Block Diagram of CPO

CPO represents a transformative shift in high-speed optical interconnects. It integrates the optical engine directly alongside the host ASIC within the same package, eliminating the need for traditional pluggable modules. By dramatically shortening electrical channels, CPO reduces insertion loss and lowers overall power consumption while enabling the extreme bandwidth density required for the next generations of connectivity: 800G, 1.6T, and especially 3.2T. CPO optical engines are built on silicon photonics, where modulators, photodetectors, and waveguides form a tightly integrated optical integrated circuit. Pluggable external lasers enhance reliability and serviceability in these dense, high-power environments.

However, the advantages of CPO are accompanied by significant challenges. Power density around the integrated optical engine is extremely high, demanding advanced thermal solutions. CPO, like LPO, depends on DSP and retiming within the host ASIC, which shifts complexity into the system architecture. Integrating CPO requires deep co-optimization between system and optics teams, alignment across a diverse supplier ecosystem, and careful navigation of standardization and vendor-related business considerations. Even so, CPO remains one of the most promising technologies for addressing the physical limits of copper and pluggable optics in the 3.2T era.

Comparison of Optical Connectivity Approaches

Optics Type

FRO

LRO (TRO)

LPO

CPO

Performance

Excellent

Good–Excellent

Good

Good–Excellent

Latency

High

Medium

Low

Low

System Power

High

Medium

Low

Low

Deployment Cost

High

Medium

Low

Medium–High

Development Complexity

Low

Low

Medium

Very High

Interoperability

Excellent

Good

Poor

Whether the optical interface is delivered through traditional pluggable modules or next-generation CPO designs, the foundational enabler at the heart of every solution is advanced SerDes PHY IP. These high-speed SerDes, together with their transmit and receive DSPs, must correct severe impairments in both electrical and optical domains. These corrections include loss, reflections, crosstalk, laser and photodetector noise, nonlinear characteristics of optical engines and fiber channel, and multi-path interference. They must operate reliably at extremely high speeds: 112 Gbps per lane for 800G, 224 Gbps for 1.6T, and 448 Gbps for 3.2T. Achieving this requires precise analog design and sophisticated, adaptive DSP algorithms capable of maintaining signal integrity across process, voltage, and temperature variations in large-scale AI deployments.

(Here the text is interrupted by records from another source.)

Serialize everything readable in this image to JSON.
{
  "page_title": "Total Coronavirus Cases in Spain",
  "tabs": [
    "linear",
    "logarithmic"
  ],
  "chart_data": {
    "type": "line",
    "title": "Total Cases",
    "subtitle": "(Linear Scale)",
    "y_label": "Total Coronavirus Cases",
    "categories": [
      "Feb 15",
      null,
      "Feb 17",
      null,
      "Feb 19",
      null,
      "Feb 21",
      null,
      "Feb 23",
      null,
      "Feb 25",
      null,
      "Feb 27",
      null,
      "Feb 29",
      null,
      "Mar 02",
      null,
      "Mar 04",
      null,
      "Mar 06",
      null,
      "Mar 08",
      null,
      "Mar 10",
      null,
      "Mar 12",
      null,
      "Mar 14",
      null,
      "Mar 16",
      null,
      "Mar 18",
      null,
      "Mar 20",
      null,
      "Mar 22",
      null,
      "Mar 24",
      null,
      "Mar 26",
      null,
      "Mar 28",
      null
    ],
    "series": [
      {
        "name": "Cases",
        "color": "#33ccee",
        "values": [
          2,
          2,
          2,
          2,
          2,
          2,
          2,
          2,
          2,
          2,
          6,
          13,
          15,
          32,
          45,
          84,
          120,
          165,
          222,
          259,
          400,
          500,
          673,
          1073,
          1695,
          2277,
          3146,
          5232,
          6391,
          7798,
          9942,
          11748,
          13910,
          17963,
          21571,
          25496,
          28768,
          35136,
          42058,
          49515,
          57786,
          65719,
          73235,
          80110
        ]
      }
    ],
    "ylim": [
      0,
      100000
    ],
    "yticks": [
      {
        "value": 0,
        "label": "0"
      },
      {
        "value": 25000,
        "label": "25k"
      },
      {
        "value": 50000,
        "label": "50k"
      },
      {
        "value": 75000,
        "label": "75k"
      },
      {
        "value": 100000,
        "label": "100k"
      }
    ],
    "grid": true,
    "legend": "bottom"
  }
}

Cadence provides high-performance, protocol-agnostic SerDes PHY IP that supports both electrical and optical connectivity for host switches and ASICs, NICs, and module DSPs, regardless of whether the architecture uses FRO, LRO, LPO, or CPO. These PHY solutions can be licensed on their own or paired with Cadence controller IP for UALink, ESUN, Ultra Ethernet, or Ethernet to deliver a complete interconnect stack. As a leader in high-speed SerDes technology, Cadence enables customers to build scalable, power-efficient AI infrastructure across every generation of 800G, 1.6T, and future 3.2T connectivity.